How should you structure your minute-long elevator pitch? Since you have so little time, you need to depend on strong delivery, great organization, vivid diction, and carefully considered topics for analysis to present to your audience. You have lots of flexibility, of course, but you might want to try this general approach:
This could be a startling claim, a powerful sentiment, vivid language, a compelling scenario, or a question put to your audience that gets them interested in your artifact or the rhetorical situation out of which it emerged. Whatever you do, it needs to set up your discussion of your proposed topic fast.
ELABORATE ON THE PURPOSE OF THE PIECE AND THE RHETORICAL SITUATION
This is when you identify the basics of your artifact, explaining its primary purpose or the context out of which it emerged.
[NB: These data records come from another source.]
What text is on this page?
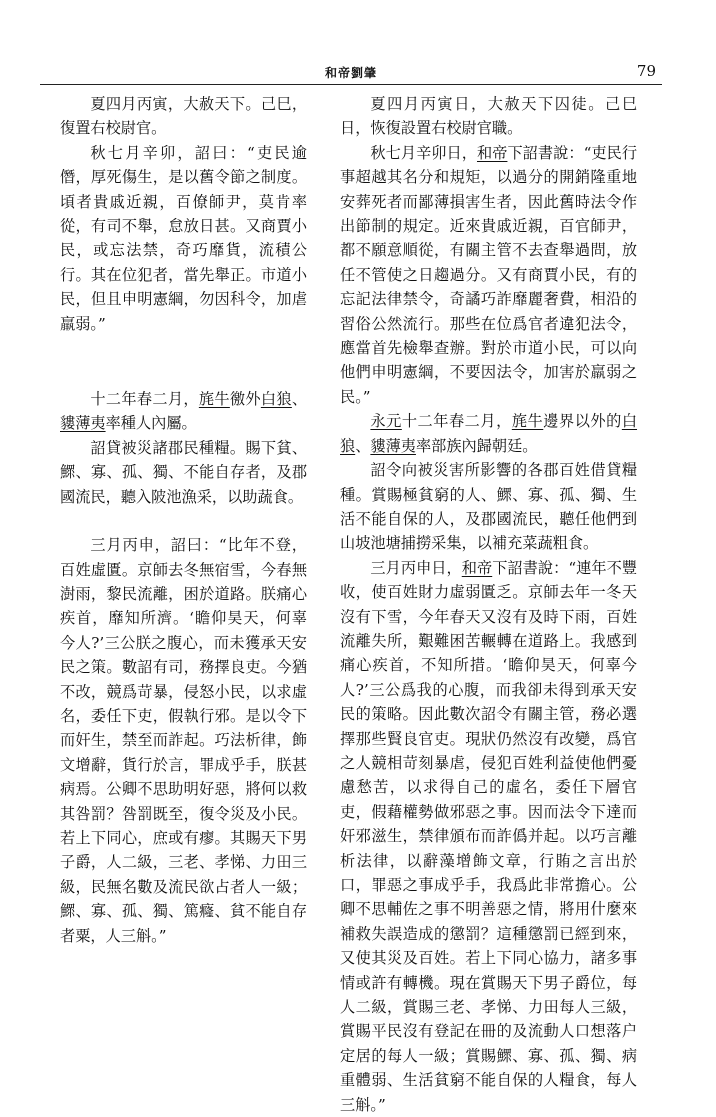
和帝劉肇	79

夏四月丙寅，大赦天下。己巳，復置右校尉官。

秋七月辛卯，詔曰：“吏民逾僭，厚死傷生，是以舊令節之制度。頃者貴戚近親，百僚師尹，莫肯率從，有司不舉，怠放日甚。又商賈小民，或忘法禁，奇巧靡貨，流積公行。其在位犯者，當先舉正。市道小民，但且申明憲綱，勿因科令，加虐羸弱。”

十二年春二月，旄牛徼外白狼、貗薄夷率種人內屬。

詔貸被災諸郡民種糧。賜下貧、鰥、寡、孤、獨、不能自存者，及郡國流民，聽入陂池漁采，以助蔬食。

三月丙申，詔曰：“比年不登，百姓虛匱。京師去冬無宿雪，今春無澍雨，黎民流離，困於道路。朕痛心疾首，靡知所濟。‘瞻仰昊天，何辜今人?’三公朕之腹心，而未獲承天安民之策。數詔有司，務擇良吏。今猶不改，競爲苛暴，侵怒小民，以求虛名，委任下吏，假執行邪。是以令下而奸生，禁至而詐起。巧法析律，飾文增辭，貨行於言，罪成乎手，朕甚病焉。公卿不思助明好惡，將何以救其咎罰？咎罰既至，復令災及小民。若上下同心，庶或有瘳。其賜天下男子爵，人二級，三老、孝悌、力田三級，民無名數及流民欲占者人一級；鰥、寡、孤、獨、篤癃、貧不能自存者粟，人三斛。”

夏四月丙寅日，大赦天下囚徒。己巳日，恢復設置右校尉官職。

秋七月辛卯日，和帝下詔書說：“吏民行事超越其名分和規矩，以過分的開銷隆重地安葬死者而鄙薄損害生者，因此舊時法令作出節制的規定。近來貴戚近親，百官師尹，都不願意順從，有關主管不去查舉過問，放任不管使之日趨過分。又有商賈小民，有的忘記法律禁令，奇譎巧詐靡麗奢費，相沿的習俗公然流行。那些在位爲官者違犯法令，應當首先檢舉查辦。對於市道小民，可以向他們申明憲綱，不要因法令，加害於羸弱之民。”

永元十二年春二月，旄牛邊界以外的白狼、貗薄夷率部族內歸朝廷。

詔令向被災害所影響的各郡百姓借貸糧種。賞賜極貧窮的人、鰥、寡、孤、獨、生活不能自保的人，及郡國流民，聽任他們到山坡池塘捕撈采集，以補充菜蔬粗食。

三月丙申日，和帝下詔書說：“連年不豐收，使百姓財力虛弱匱乏。京師去年一冬天沒有下雪，今年春天又沒有及時下雨，百姓流離失所，艱難困苦輾轉在道路上。我感到痛心疾首，不知所措。‘瞻仰昊天，何辜今人?’三公爲我的心腹，而我卻未得到承天安民的策略。因此數次詔令有關主管，務必選擇那些賢良官吏。現狀仍然沒有改變，爲官之人競相苛刻暴虐，侵犯百姓利益使他們憂慮愁苦，以求得自己的虛名，委任下層官吏，假藉權勢做邪惡之事。因而法令下達而奸邪滋生，禁律頒布而詐僞并起。以巧言離析法律，以辭藻增飾文章，行賄之言出於口，罪惡之事成乎手，我爲此非常擔心。公卿不思輔佐之事不明善惡之情，將用什麼來補救失誤造成的懲罰？這種懲罰已經到來，又使其災及百姓。若上下同心協力，諸多事情或許有轉機。現在賞賜天下男子爵位，每人二級，賞賜三老、孝悌、力田每人三級，賞賜平民沒有登記在冊的及流動人口想落户定居的每人一級；賞賜鰥、寡、孤、獨、病重體弱、生活貧窮不能自保的人糧食，每人三斛。”
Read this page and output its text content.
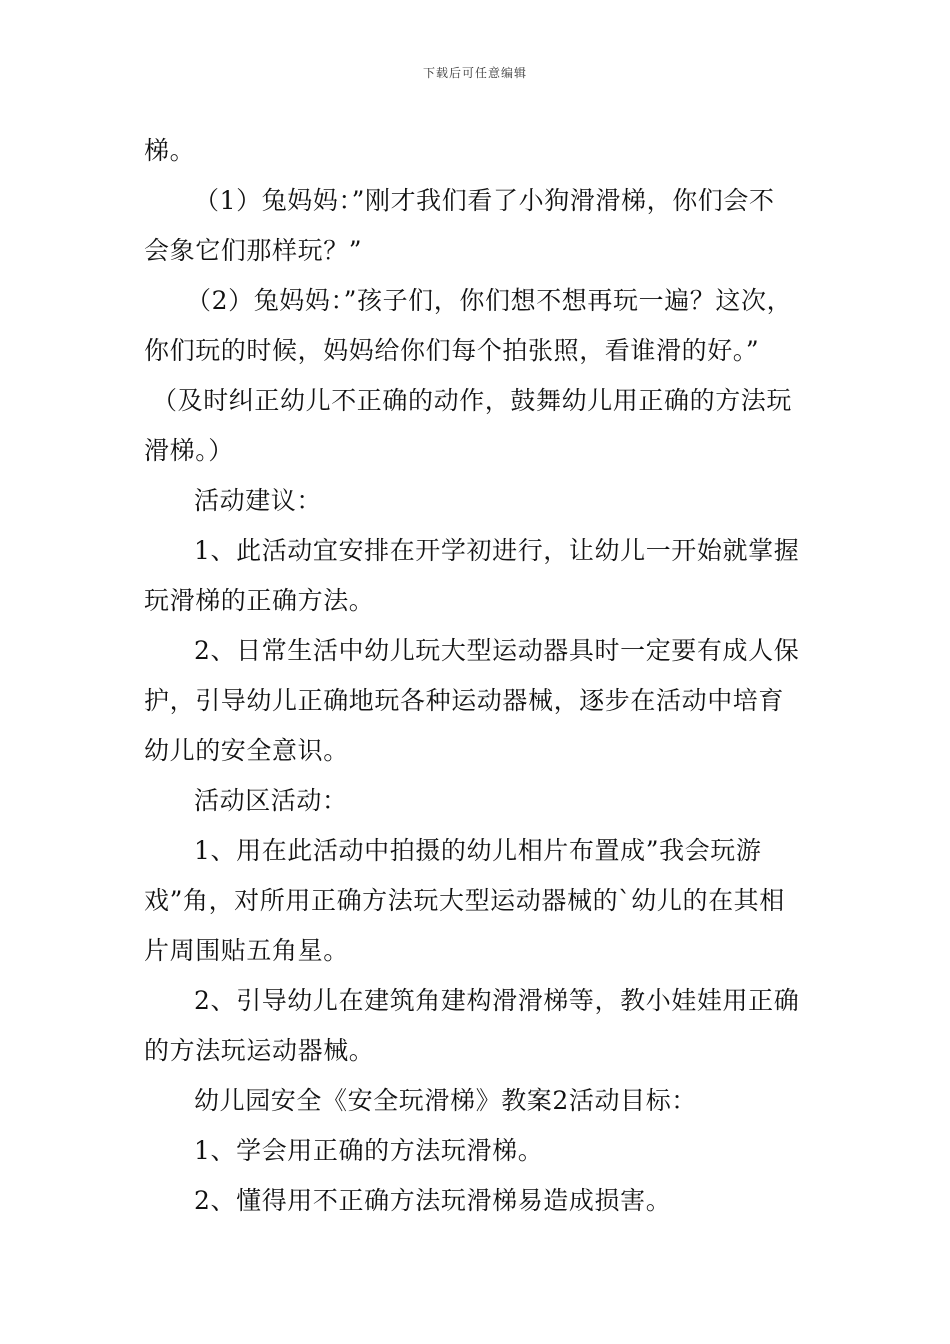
下载后可任意编辑
梯。
（1）兔妈妈：”刚才我们看了小狗滑滑梯，你们会不
会象它们那样玩？”
（2）兔妈妈：”孩子们，你们想不想再玩一遍？这次，
你们玩的时候，妈妈给你们每个拍张照，看谁滑的好。”
（及时纠正幼儿不正确的动作，鼓舞幼儿用正确的方法玩
滑梯。）
活动建议：
1、此活动宜安排在开学初进行，让幼儿一开始就掌握
玩滑梯的正确方法。
2、日常生活中幼儿玩大型运动器具时一定要有成人保
护，引导幼儿正确地玩各种运动器械，逐步在活动中培育
幼儿的安全意识。
活动区活动：
1、用在此活动中拍摄的幼儿相片布置成”我会玩游
戏”角，对所用正确方法玩大型运动器械的`幼儿的在其相
片周围贴五角星。
2、引导幼儿在建筑角建构滑滑梯等，教小娃娃用正确
的方法玩运动器械。
幼儿园安全《安全玩滑梯》教案2活动目标：
1、学会用正确的方法玩滑梯。
2、懂得用不正确方法玩滑梯易造成损害。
This part of your pitch should unfold from the attention-getter device.
QUESTIONS AND CLAIMS
This is when you articulate your claims about the ideologies and strategies found within the artifact and formulate further interesting questions you might ask of the piece with regard to its rhetorical practices and strategies.
THE BROADER CONTEXT
Here, you identify the broader context in which we can situate this piece in terms of ideologies of civic life, the rhetorical strategies it deploys, or other similar issues or campaigns to which you can connect this artifact. It might make sense here to explain how you will approach your rhetorical analysis paper, which depends on widening the lens of your analysis.
Let your audience know why you think this analysis will be fruitful or relevant and ask a specific question or two to help garner useful feedback. And, as always, say “Thank You” to close.